“Science without religion is lame, religion without science is blind.”
– Albert Einstein
“As iron sharpens iron, so one person sharpens another.”
– Proverbs 27:17
Today, I met a word I did not know – mycelium – and my grasp of God’s creative glory has mushroomed. (That’s a pun; hang with me here.)
Although mycelium appears to be the life of the party, we dare not take mycelium for granted as just a fungi. It is that, but so much more. Mycelium is a complex cellular network profoundly impacting everything in its path.
Mycelium is, in fact, nature’s life network, feeding tube, glue, pharmacist, and traffic controller; the recycling system that nourishes all of life – animal, mineral and vegetable. Mycelium cycles basic life nutrients through the food chain, enriches earth’s soil, and paves the path of plants and animals to survive and thrive.
Medical mycologist Paul Stamets, founder and chief science officer at Fungi Perfecti, calls mycelium the “wood wide web” that works “underfoot with nearly every footstep on a lawn, field, or forest floor … as much as 90% of land plants are in a mutually beneficial relationship with mycelial networks. Without … mycelium, all ecosystems would fail. Mycelium … (has) enormous potential to benefit the health of both people and planet.”
Now, here is the final fact that mushrooms my grasp of God’s creative glory: The DNA of mycelium closely resembles the DNA of the entire animal kingdom, including human beings. Therefore, we humans are not only nearly 100% alike to each other, but equally closely related to mushrooms!
I prayerfully ponder this knowledge of basic life relationships. Einstein and proverbs come crashing in on my meditation. I grasp how the metaphoric power of mycelium is a fundamental antidote to all our human disconnections, divisions and discords. Our mycelium-like connectedness, deep down, at our roots, is not just possible, but natural and necessary for our survival as humans in relation to all those things we fuss and fume about every day.

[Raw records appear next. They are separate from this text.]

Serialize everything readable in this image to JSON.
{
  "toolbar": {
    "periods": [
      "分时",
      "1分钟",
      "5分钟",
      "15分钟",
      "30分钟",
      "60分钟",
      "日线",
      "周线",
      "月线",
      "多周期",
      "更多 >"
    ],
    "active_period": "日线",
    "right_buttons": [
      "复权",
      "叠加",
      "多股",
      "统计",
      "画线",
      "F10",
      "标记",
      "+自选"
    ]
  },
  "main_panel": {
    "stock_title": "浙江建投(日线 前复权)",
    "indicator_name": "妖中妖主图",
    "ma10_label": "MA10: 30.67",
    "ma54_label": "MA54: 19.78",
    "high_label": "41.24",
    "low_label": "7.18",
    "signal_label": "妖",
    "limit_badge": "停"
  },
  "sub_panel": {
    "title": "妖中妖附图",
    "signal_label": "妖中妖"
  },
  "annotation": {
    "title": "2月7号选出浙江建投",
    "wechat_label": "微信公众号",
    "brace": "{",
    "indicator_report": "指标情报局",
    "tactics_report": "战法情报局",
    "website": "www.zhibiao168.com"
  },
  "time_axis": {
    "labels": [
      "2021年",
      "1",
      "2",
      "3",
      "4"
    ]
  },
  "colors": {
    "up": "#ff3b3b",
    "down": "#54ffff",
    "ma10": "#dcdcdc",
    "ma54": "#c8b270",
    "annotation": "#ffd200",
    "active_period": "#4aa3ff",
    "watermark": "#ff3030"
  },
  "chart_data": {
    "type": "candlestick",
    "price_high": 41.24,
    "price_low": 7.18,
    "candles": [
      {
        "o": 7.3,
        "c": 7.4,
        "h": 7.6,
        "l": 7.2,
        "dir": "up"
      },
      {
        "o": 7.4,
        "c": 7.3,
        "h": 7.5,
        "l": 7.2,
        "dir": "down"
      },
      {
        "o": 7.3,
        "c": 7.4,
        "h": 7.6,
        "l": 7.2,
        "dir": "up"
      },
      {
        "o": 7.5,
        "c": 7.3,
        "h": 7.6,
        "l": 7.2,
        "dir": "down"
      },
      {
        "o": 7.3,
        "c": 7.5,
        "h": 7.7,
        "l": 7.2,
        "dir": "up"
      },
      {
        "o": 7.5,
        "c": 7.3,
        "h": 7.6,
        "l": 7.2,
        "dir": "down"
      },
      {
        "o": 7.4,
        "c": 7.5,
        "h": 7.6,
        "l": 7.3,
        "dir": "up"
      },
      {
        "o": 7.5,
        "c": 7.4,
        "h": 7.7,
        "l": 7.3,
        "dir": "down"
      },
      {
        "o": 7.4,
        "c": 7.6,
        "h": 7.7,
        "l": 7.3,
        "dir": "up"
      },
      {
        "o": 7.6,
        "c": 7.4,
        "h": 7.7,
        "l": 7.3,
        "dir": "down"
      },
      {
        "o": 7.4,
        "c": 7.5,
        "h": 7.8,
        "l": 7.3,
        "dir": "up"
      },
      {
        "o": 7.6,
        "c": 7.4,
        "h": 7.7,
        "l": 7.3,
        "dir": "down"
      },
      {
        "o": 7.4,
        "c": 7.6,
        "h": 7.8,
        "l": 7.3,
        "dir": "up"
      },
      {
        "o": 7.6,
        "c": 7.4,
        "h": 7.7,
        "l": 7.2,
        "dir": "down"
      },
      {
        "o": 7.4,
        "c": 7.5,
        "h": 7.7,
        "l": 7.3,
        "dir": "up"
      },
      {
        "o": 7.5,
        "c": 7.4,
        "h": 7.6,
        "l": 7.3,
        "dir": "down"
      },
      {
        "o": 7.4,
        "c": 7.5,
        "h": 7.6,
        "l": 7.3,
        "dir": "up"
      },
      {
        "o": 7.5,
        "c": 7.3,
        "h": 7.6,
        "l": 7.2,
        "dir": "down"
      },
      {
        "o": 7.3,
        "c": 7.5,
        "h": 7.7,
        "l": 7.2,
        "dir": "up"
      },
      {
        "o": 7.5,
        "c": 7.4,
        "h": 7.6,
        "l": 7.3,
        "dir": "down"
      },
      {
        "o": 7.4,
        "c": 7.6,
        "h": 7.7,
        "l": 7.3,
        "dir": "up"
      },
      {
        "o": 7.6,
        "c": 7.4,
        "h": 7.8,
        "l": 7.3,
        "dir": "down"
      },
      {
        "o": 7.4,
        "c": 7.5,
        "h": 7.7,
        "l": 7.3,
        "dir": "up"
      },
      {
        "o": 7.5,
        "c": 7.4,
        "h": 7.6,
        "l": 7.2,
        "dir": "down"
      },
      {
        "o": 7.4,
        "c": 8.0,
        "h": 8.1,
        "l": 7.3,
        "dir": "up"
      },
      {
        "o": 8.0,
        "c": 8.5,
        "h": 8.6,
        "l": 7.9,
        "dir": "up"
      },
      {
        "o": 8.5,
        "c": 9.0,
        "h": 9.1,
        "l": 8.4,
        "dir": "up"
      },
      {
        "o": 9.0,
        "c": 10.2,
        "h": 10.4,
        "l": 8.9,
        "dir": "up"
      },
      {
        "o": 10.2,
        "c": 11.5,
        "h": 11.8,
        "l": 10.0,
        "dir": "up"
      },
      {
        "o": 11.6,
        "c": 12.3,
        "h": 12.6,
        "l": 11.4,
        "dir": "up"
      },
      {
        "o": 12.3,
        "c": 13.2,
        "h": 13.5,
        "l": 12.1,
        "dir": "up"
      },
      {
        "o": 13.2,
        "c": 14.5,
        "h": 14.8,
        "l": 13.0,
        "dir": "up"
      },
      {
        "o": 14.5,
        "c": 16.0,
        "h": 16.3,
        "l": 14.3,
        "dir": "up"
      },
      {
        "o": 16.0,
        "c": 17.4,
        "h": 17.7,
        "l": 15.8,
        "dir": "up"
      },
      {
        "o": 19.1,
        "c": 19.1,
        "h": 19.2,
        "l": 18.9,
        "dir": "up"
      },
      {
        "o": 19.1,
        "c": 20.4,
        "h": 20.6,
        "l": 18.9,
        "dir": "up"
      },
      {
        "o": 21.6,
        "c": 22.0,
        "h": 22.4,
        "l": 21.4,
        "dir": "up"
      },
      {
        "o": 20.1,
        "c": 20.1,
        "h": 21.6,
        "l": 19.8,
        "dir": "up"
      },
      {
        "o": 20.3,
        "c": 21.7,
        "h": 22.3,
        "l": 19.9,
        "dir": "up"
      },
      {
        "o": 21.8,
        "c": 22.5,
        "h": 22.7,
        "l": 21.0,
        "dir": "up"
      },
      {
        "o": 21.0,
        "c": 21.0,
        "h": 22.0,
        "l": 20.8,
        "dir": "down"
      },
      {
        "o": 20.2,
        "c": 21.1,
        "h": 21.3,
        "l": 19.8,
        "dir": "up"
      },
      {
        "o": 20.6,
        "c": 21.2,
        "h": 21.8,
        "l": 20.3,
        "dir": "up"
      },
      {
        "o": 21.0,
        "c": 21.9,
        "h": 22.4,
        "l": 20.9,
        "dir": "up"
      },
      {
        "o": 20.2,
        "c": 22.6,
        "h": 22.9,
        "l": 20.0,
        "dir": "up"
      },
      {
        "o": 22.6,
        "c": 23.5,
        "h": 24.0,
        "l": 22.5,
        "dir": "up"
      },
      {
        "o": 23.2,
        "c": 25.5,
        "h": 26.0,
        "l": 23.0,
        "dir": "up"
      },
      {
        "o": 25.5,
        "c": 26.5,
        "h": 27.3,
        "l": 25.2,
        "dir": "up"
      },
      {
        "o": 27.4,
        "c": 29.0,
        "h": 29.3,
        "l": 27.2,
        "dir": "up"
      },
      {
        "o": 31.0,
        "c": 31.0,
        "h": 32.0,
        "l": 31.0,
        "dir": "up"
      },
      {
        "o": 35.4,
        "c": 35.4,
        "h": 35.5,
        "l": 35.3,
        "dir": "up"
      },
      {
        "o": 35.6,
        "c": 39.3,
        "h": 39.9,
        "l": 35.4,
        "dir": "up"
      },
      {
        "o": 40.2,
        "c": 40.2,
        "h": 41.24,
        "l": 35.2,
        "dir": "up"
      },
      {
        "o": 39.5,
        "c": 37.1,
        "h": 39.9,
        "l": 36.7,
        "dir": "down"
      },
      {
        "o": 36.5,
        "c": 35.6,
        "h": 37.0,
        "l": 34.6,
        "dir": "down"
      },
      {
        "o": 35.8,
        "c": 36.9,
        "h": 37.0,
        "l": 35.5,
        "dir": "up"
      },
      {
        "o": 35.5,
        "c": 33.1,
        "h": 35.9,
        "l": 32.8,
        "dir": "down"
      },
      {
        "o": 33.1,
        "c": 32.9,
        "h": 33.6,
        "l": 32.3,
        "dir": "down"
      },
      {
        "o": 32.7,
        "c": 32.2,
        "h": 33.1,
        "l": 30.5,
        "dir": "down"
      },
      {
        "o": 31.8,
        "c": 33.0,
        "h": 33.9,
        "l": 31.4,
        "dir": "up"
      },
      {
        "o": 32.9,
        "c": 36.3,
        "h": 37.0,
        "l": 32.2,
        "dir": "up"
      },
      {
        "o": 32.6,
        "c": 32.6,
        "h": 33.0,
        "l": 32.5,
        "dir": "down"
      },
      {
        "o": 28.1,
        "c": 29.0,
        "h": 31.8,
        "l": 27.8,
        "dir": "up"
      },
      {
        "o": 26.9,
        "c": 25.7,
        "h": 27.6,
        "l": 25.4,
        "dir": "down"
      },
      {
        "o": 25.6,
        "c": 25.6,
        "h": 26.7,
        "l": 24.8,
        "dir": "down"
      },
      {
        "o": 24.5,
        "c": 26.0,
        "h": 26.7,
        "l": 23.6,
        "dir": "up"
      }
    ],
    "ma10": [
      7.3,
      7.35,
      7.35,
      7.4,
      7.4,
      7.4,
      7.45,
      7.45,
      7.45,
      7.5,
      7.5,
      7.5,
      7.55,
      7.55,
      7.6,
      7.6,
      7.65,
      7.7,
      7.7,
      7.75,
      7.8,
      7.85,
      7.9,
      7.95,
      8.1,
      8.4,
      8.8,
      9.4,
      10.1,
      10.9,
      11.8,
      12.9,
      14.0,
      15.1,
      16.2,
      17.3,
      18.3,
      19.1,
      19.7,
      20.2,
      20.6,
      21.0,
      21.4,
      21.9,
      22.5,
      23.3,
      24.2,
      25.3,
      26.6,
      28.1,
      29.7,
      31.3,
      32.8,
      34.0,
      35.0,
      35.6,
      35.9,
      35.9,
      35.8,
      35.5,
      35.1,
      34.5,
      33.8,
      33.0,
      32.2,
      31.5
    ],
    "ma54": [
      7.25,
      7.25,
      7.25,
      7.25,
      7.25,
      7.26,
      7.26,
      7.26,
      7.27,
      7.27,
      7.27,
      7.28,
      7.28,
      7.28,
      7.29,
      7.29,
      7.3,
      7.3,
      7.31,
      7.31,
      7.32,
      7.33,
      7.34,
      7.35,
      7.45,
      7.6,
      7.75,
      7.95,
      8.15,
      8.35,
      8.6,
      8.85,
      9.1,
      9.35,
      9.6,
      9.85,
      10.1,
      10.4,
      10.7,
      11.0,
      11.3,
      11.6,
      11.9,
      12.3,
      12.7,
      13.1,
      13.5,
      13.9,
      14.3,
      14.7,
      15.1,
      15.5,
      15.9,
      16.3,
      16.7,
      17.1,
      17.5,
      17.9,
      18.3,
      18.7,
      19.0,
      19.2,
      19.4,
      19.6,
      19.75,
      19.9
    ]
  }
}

My dearest science faculty colleague writes, “I like the notion that the mushrooms above ground seem isolated from one another, but are truly connected. None of us is alone. Have to be careful with language so as not to seem corny, but it’s also true that our natural connections may be driven underground by circumstances.”
He closes with reference to one of the most holy persons he and I have shared with in prayer and contemplation over the decades: “I need not tell you that this would be an illustration of Thich Nhat Hanh’s concept of ‘inter-being.’”
Bingo! Thich Nhat Hanh is core to my Christian faith. He, more than any other religious figure, has taught me the deeper meaning of St. Paul’s letter to the Corinthians (12:12): “There is one body, but it has many parts. But all its many parts make up one body.” So, Paul goes on (in my paraphrase), the eyelash cannot say to the toenail, I have no need of thee; the tuba cannot say to the piccolo, you don’t belong here; the straight cannot say to the gay, lesbian, bisexual, or trans-sister/trans–brother, you are not one of us; the Democrat cannot say to the Republican, you don’t deserve to live; the Wolverine cannot say to the Buckeye, you stinketh; the Christian cannot say to the Buddha, Jesus and Buddha may have been brothers, but you are no spiritual kin of mine.
My Lakota sisters and brothers have chanted it in their prayers for centuries, “Mitakuye Oyasin” – we are all relatives! My favorite childhood church hymn perhaps says it best: “All God’s children got a place in the choir; some sing low, some sing higher; some sing out on the telephone wire; some just clap their hands, or paws, or anything they got.” May it be so. Blessed be.
The Rev. Jon R. Powers is chaplain emeritus at Ohio Wesleyan University.